The first process is a surface passivation process wherein a stable organic or inorganic material is coated on the surface of nanocrystals to form a protective film thereon. The luminescent efficiency of the nanocrystals varies depending on the kind of organic dispersant surrounding the surface of the nanocrystals. In this connection, it was reported that when allylamine or dodecylamine had been substituted for trioctyl phosphonic acid on the surface of CdSe nanocrystals, the nanocrystals exhibit 40˜50% -improvement in luminescent efficiency (Nano letters, 2001, 1, 207-211). Based on the fact that inorganic protective films exhibit excellent stability and distinct effects compared to organic protective films, a great deal of research on the inorganic protective films has been conducted. Nanocrystals generally have a structure consisting of a core portion as substantial nanocrystals and a shell portion as an inorganic protective film. Core-shell structured nanocrystals exhibiting improved luminescent efficiency and the method for preparing the nanocrystals are disclosed in U.S. Pat. Nos. 6,322,901 and 6,207,229. The core-shell structured nanocrystal was reported to exhibit improved luminescent efficiency by 30˜50%. However, since the preparation method involves a troublesome coating step and since the luminescence wavelengths and size distribution of the nanocrystals may be varied during coating, it has the drawback of broadening the luminescence wavelength distribution. In addition, due to the lattice mismatch between the core and shell portions and interface strain caused by the thickening shell, the luminescent efficiency of the nanocrystals may be degraded. Furthermore, the coating step is difficult to carry out and the reproducibility is poor. Moreover, the characteristics of materials constituting the core and shell portions limit the selection of the materials.

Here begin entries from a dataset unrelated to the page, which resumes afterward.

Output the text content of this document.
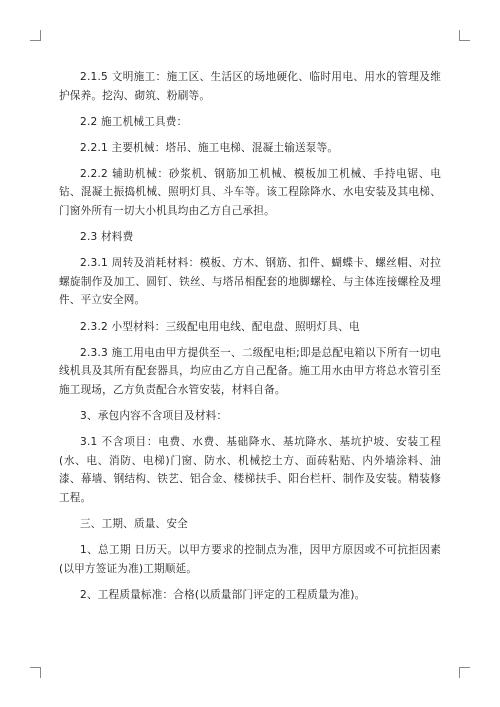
2.1.5 文明施工：施工区、生活区的场地硬化、临时用电、用水的管理及维护保养。挖沟、砌筑、粉刷等。

2.2 施工机械工具费：

2.2.1 主要机械：塔吊、施工电梯、混凝土输送泵等。

2.2.2 辅助机械：砂浆机、钢筋加工机械、模板加工机械、手持电锯、电钻、混凝土振捣机械、照明灯具、斗车等。该工程除降水、水电安装及其电梯、门窗外所有一切大小机具均由乙方自己承担。

2.3 材料费

2.3.1 周转及消耗材料：模板、方木、钢筋、扣件、蝴蝶卡、螺丝帽、对拉螺旋制作及加工、圆钉、铁丝、与塔吊相配套的地脚螺栓、与主体连接螺栓及埋件、平立安全网。

2.3.2 小型材料：三级配电用电线、配电盘、照明灯具、电

2.3.3 施工用电由甲方提供至一、二级配电柜;即是总配电箱以下所有一切电线机具及其所有配套器具，均应由乙方自己配备。施工用水由甲方将总水管引至施工现场，乙方负责配合水管安装，材料自备。

3、承包内容不含项目及材料：

3.1 不含项目：电费、水费、基础降水、基坑降水、基坑护坡、安装工程(水、电、消防、电梯)门窗、防水、机械挖土方、面砖粘贴、内外墙涂料、油漆、幕墙、钢结构、铁艺、铝合金、楼梯扶手、阳台栏杆、制作及安装。精装修工程。

三、工期、质量、安全

1、总工期 日历天。以甲方要求的控制点为准，因甲方原因或不可抗拒因素(以甲方签证为准)工期顺延。

2、工程质量标准：合格(以质量部门评定的工程质量为准)。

The second process is a synthesis of novel nanocrystals. The present inventor has developed nanocrystals with improved luminescent efficiency, presumably in alloy form, which can be synthesized in a simple way, and filed a patent application (Korean Patent Appln. No. 2003-0049547). The nanocrystals are prepared by mixing at least two precursors belonging to the same group and a precursor belonging to a different group, and adding the mixture to an organic solvent. The reaction between the precursors leads to the synthesis of three-component nanocrystals. The nanocrystals thus synthesized exhibit an improvement in luminescent efficiency and are prepared in a simple and easy way in comparison with the nanocrystals having a core-shell structure as discussed above. Similarly, there is a report that three-component nanocrystals can be prepared in the form of a homogeneous alloy or can have a gradient composition, depending on the mixing ratio of the precursors. In addition, there is another report wherein nanocrystals in alloy form and having improved luminescent efficiency were synthesized by annealing core-shell structured nanocrystals at high temperature (J. Am. Chem. Soc., 2003, 125, 8589-8594).
Although the nanocrystals discussed above exhibit an improvement in luminescent efficiency, there have been few reports regarding the luminescent efficiency of nanocrystals which can emit light, in particular, in the blue region (having higher energies). This fact suggests that the problems caused by energy traps formed on the surface of small size crystals still remain unsolved.